Joining the Democratic Party, hordes of Hollywood celebrities, and “devout Catholic” President Joe Biden in their outrage against the Texas pro-life law banning most abortions after six weeks of pregnancy, Satan worshipers have threatened to file a lawsuit against the state if their members are denied access to abortion pills.
A Massachusetts-based group called The Satanic Temple (TST) has filed a letter with the U.S. Food and Drug Administration (FDA) to request that the Temple’s members be allowed access without prescription to the abortion-inducing drugs mifepristone and misoprostol as part of its “sacramental” abortion ritual.
The letter reads,
The Satanic Abortion Ritual is a sacrament which surrounds and includes the abortive act. It is designed to combat feelings of guilt, doubt, and shame and to empower the member to assert or reassert power and control over their own mind and body. The REMS [“risk evaluation and mitigation strategy”] prescription requirement substantially interferes with the Satanic Abortion Ritual because the Government impedes the members’ access to the medication involved in the ritual.
The group suggests that anyone who wishes to undergo the “Satanic abortion ritual” would first go to a doctor to receive a medical form confirming there are no “contraindications” to use the abortion pill. Then, upon obtaining such clearance, a member would return to the Temple, which would provide the abortion drug along with the instructions on how to use it. A member would “engage in the ritual,” and then, finally, “return to the doctor for follow-up evaluation” within seven to 14 days.

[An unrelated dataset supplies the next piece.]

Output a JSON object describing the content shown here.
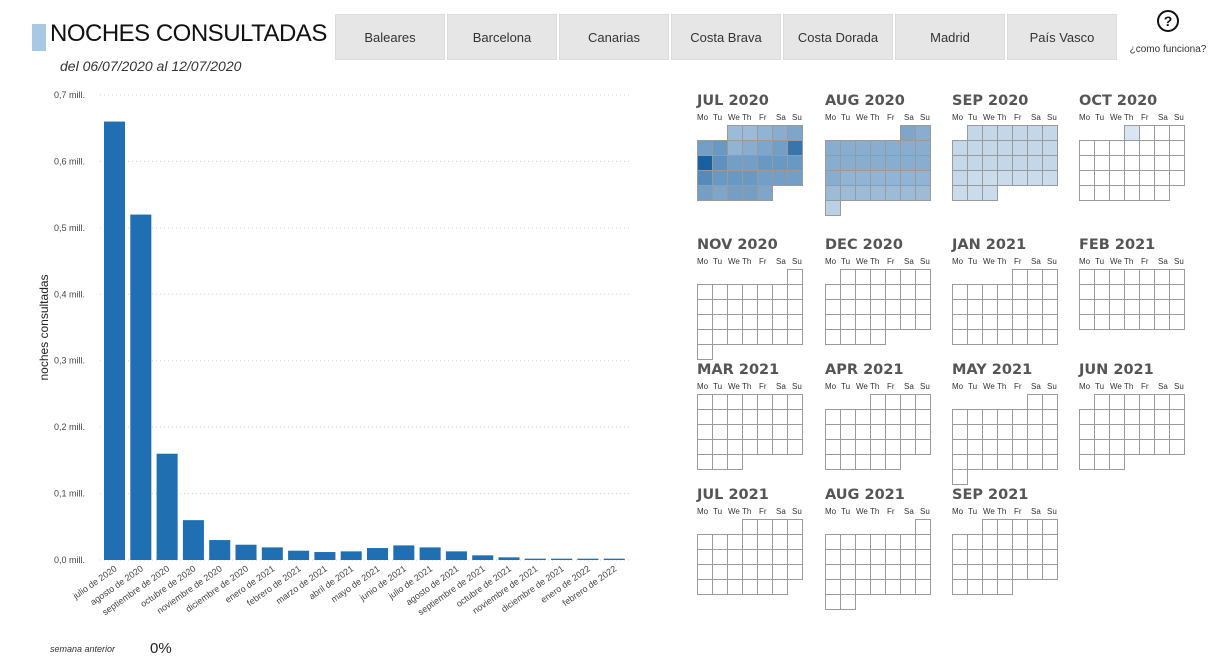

The letter provides that since there will be no prescription to acquire the “plan B” drugs, the Satanists would obtain them through their “church,” rather than through a pharmacy. That would remove doctors and pharmacists from the process of terminating pregnancy, but, at the same time, the medical oversight would still be provided, the group argues.
The Satanists wrote that they hope to hear back from the FDA within 60 days, and if no reply is forthcoming, the group would file a lawsuit.
Following the news of the Supreme Court not responding to an emergency appeal to block the Texas Heartbeat Act (SB 8), which left the abortion ban in place, the Satanists rushed to social media to reaffirm their support to the “deeply-held religious convictions” to terminate pregnancy. The group welcomed all their members who seek to perform the “Satanic ritual” within 24 weeks of pregnancy to the Temple, and vowed to help them to “fight the law directly.”
According to the group’s website, Texas imposed “medically unnecessary abortion regulations including a sonogram, a forced decision to reject the ‘opportunity’ of seeing the sonogram results, the forced listening to a narrative of the sonogram results, and a mandatory waiting period between the sonogram and the abortion.” Clearly, the Satanists do not want mothers-to-be seeing their unborn babies and listening to their hearts beating.
In a statement reported by Fortune, the group, which claims some 300,000 followers, argues the Religious Freedom Restoration Act (RFRA) protects its members’ right to access to the abortion pills in the same way it allows Native Americans to access peyote for use in rituals.
TST spokesperson Lucien Greaves also described abortion as an important part of the Satanists’ belief in “bodily autonomy” and “science sacrosanct.” “The battle for abortion rights is largely a battle of competing religious viewpoints, and our viewpoint that the nonviable fetus is part of the impregnated host is fortunately protected under Religious Liberty laws,” he said, per the outlet.
TST explains precisely what a “Satanic abortion ritual” entails:
The Satanic abortion ritual provides spiritual comfort and affirms bodily autonomy, self-worth, and freedom from coercive forces with the affirmation of TST’s Seven Tenets. The ritual is not intended to convince a person to have an abortion. Instead, it sanctifies the abortion process by instilling confidence and protecting bodily rights when undergoing the safe and scientific procedure.
The group recommends those undergoing the “ritual” to look in the mirror and “be reminded of your personhood and responsibility to yourself.” After the deed is done, “return to your reflection, and recite the personal affirmation,” the instruction goes. The decision to terminate pregnancy, the group believes, affirms people’s free will. Though many would argue that one’s free will and rights end when the rights of another human being begin, and abortion, therefore, is a direct violation of another person’s free will, the Satanic Temple sees no contradiction here since it believes in a “freedom to offend” others.
It is not the first time Satanists have tried to legally challenge pro-life laws and demand “religious exemptions” for their members. Thus far, their legal battles have failed.
In 2019, the Missouri Supreme Court dismissed a Satanic Temple member’s religious challenge to a state law that requires a three-day waiting period for abortion and mandates that women be offered an ultrasound first.
In June 2020, the federal appeals court ruled that the Satanists can’t be exempt from Missouri legal guidelines on abortions simply because their spiritual beliefs (such that life does not begin at conception, and that “human tissue” within a body of a Satanist is disposable) disagree with the state law.
In November 2020, the U.S. Supreme Court declined to hear a case brought by the Temple to overturn Missouri abortion laws.